Krakowski Kazimierz -labirynt restauracji, barów, pubów, kawiarni, łatwo się w tym labiryncie zgubić. Nie lubię błądzić, a już na pewno, czując głód. Taki cytat Salvadora Dali jest  jak najbardziej na miejscu: "Można nie jeść w ogóle, ale nie można jeść źle". Dlatego najczęściej szukam nowych adresów, najpierw korzystając z polecenia, później znajdując menu w internecie i czytając opinie gości, wychodzę z założenia, że dobry smak zawsze się obroni...

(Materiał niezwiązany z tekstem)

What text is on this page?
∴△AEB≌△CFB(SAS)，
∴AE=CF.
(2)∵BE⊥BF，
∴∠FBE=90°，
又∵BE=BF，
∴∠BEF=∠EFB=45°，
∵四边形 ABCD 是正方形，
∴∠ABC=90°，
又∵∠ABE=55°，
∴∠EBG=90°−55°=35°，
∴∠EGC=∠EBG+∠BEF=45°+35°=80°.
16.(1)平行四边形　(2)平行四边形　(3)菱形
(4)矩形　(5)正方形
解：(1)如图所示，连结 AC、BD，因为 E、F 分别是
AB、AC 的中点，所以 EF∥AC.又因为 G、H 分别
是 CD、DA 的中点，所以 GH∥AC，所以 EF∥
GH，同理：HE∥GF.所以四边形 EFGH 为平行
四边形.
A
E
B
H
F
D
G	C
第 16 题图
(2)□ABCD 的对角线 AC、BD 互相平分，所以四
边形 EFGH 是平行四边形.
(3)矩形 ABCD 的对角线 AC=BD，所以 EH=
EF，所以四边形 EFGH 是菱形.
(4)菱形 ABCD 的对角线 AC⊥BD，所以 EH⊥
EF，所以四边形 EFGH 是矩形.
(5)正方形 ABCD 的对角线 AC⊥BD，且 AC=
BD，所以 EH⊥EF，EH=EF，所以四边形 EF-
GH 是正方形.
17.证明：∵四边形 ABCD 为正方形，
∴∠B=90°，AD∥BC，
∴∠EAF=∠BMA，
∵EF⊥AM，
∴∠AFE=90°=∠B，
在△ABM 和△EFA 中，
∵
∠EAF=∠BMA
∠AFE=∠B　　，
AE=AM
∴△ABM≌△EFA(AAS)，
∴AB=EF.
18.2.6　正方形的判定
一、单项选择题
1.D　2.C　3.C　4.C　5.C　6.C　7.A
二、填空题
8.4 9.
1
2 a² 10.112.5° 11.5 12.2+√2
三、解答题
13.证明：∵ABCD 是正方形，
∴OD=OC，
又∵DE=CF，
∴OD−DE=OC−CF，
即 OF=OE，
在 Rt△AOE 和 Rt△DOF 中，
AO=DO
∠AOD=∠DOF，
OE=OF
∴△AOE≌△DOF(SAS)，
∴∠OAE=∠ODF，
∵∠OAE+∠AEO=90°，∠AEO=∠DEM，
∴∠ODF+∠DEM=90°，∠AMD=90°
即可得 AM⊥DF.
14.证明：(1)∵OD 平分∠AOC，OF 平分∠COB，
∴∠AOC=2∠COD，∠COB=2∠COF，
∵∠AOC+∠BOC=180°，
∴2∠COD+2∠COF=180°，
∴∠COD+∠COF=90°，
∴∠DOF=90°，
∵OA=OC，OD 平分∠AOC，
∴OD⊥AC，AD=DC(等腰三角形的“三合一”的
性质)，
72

Aktualnie,  moim numerem jeden na krakowskim Kazimierzu jest nowo otwarta restauracja Miodova na ulicy Szerokiej 3, w której próbowałam menu degustacyjnego inaugurującego sezon na gęsinę. Potrwa on w tej restauracji do 6 grudnia 2014. Świetny pomysł, by  z produktu lokalnego, jakim są gęsi z hodowli zatorskich, zbudować tak ciekawe i różnorodne, wręcz zaskakujące menu.  
Z publikacji restauracji dowiedziałam się, że Miodova powstała z inspiracji wydaną w 1897 roku książką „Ilustrowany Kucharz Krakowski” Marii Gruszeckiej.  Założyciele restauracji postanowili stworzyć na krakowskim Kazimierzu miejsce, w którym przywołane zostaną klasyczne polskie  smaki, takie jak zupa rakowa, barszcz burakowy, gicz cielęca czy miodownik. Zapewniają, że serwowane przez nich dania zaskoczą gości wpływami kuchni austro-węgierskiej, bałkańskiej, żydowskiej, rosyjskiej..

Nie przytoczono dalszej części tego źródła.